Devletin 2008’le iyice gün yüzüne çıkan yönetememe krizi ve bunun açığa çıkardığı devrimci imkanlara rağmen; toplumsal çalkantıları, krizleri fırsata çeviremeyen, kitlelerin öfkesi ve eylemini devrime taşıyamayan, statükoya hapsolmuş bir devrimci hareket gerçeğiyle karşı karşıyayız. İsteyen istediğini düşünebilir, söyleyebilir, yazabilir, “biz, farklıyız” diyebilir. Ama sorun, tek tek örgüt dünyalarını aşan temelli bir boyuttadır. Devrimci hareketin son 45 yıllık geçen zaman diliminde, tarih kendi hükmünü göstermiştir ki, yaşanan bu etkisizlik, edilgenlik durumu kalıcı bir hal almış, kangren haline gelmiştir. Durum arızi, geçici bir halden çıkmış, sürekli hale gelmiştir. Bu bakımdan devrimci hareket için eskiden kopuş temelinde yeni yollar bulmak, temiz bir sayfa açmak, kendi göbek bağını kesecek, kendi çürümüş ve kangren olmuş kısımlarını, Dr. Hikmet Kıvılcımlı’nın deyimiyle dağlayıp kesecek cesaretle ileriye doğru atılmak elzem duruma gelmiştir. Aksi taktirde, devrimci hareketin büyük fedekarlıklarına rağmen; bir türlü gelişemeyen, kalıcı birikimler yaratamayan, sürekliliği sağlanamayan makus talihinden ve tarihinden kopuş mümkün değildir.
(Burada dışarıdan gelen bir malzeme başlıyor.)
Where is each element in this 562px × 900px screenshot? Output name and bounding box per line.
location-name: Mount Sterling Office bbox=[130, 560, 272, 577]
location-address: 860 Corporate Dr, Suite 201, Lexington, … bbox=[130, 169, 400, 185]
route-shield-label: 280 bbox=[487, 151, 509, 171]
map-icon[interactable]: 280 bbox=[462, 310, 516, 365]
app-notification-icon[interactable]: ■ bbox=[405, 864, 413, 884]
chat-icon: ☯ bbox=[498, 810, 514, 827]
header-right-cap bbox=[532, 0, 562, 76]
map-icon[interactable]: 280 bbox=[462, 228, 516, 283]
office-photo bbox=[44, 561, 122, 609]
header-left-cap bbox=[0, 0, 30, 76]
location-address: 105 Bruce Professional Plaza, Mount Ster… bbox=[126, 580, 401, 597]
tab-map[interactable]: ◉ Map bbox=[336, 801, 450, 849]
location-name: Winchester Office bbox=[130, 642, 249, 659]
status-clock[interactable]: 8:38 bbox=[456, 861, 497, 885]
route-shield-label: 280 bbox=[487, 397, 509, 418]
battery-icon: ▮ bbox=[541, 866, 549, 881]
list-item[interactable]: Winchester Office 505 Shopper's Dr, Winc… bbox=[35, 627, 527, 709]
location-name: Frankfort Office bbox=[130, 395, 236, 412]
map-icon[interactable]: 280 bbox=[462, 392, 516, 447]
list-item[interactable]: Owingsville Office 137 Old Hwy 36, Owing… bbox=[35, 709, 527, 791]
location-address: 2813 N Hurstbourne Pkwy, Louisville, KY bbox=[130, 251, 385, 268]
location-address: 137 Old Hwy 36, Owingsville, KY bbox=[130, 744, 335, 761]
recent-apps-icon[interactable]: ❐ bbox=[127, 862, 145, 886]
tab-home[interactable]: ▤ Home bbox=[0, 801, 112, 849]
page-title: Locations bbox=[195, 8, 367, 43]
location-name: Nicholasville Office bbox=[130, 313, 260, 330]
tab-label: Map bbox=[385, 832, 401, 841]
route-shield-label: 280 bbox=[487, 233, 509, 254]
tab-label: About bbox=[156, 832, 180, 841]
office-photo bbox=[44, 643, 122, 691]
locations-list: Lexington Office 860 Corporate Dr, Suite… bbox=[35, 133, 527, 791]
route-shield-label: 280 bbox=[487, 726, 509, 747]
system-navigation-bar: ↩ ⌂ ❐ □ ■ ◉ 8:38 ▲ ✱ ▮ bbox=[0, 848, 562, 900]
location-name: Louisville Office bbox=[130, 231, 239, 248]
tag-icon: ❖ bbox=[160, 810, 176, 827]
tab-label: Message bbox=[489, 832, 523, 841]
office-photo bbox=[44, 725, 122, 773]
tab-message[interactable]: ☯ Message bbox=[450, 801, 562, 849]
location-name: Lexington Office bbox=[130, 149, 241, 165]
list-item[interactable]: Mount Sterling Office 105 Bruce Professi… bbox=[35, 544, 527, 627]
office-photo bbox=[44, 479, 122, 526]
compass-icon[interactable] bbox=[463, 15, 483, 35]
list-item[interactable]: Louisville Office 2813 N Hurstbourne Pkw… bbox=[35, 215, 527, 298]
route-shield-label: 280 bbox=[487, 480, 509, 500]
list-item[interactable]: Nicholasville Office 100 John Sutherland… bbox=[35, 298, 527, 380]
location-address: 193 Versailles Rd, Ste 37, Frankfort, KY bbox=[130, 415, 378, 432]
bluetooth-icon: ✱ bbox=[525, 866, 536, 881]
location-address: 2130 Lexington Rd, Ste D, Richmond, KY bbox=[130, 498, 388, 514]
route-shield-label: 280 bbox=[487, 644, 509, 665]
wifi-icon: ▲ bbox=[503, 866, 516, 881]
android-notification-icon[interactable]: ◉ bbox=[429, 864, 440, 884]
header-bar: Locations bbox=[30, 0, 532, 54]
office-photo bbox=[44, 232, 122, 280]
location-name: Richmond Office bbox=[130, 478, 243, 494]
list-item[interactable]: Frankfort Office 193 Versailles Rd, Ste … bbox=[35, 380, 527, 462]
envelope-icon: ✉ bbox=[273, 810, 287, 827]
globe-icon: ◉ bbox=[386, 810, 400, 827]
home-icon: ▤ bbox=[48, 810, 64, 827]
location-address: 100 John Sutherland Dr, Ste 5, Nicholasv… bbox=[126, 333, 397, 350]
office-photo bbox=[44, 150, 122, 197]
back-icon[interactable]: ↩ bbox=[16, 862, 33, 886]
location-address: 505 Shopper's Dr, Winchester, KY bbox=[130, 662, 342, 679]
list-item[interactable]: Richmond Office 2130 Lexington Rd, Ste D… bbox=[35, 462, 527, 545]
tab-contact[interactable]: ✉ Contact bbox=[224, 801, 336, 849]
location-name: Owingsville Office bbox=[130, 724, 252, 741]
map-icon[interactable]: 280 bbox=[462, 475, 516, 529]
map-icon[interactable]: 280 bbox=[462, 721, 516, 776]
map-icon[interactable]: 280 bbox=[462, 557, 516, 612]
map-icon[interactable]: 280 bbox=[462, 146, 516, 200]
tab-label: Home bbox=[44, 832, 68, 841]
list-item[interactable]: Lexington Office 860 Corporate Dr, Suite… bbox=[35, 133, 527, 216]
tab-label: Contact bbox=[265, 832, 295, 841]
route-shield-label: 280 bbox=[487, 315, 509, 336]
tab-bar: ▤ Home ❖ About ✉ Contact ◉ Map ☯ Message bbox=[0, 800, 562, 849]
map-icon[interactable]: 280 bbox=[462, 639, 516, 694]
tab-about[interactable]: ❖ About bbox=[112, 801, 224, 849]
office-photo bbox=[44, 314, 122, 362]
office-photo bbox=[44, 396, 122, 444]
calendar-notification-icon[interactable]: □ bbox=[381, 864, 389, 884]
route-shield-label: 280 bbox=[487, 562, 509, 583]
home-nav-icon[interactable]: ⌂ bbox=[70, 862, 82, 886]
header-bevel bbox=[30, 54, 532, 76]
Bugün komünar devrimcilerin savunduğu, uğruna savaştığı ve ölümsüzlerin ışığıyla büyüttüğü “komün gücü” ve “özgürlük gücü” devrimci hareketin yaşadığı tıkanmaya, statükoya bir reddiyedir. Komünarlar, yaşanan tıkanmanın, devrimci hareketin kireçlenmiş tarzı ve bilindik yönelimleri, rutinleşmiş ritüelleri ile aşılamayacağının bilinciyle tarihin bize dayattığı, önümüze gelen kader kavşağında, yeni bir kopuşun temsilcisi ve özneleridir. Tıpkı ‘71 devrimci kopuşu, Komutan Orhan Yılmazkaya’nın ‘71 devrimci kopuş çizgisini, tasfiye koşullarında yeniden dirilten ve büyüten kopuşu gibi komünarlar da böylesi bir kopuşun temsilcileridir. Her komünar, bu kavganın hem neferi hem de komutanıdır.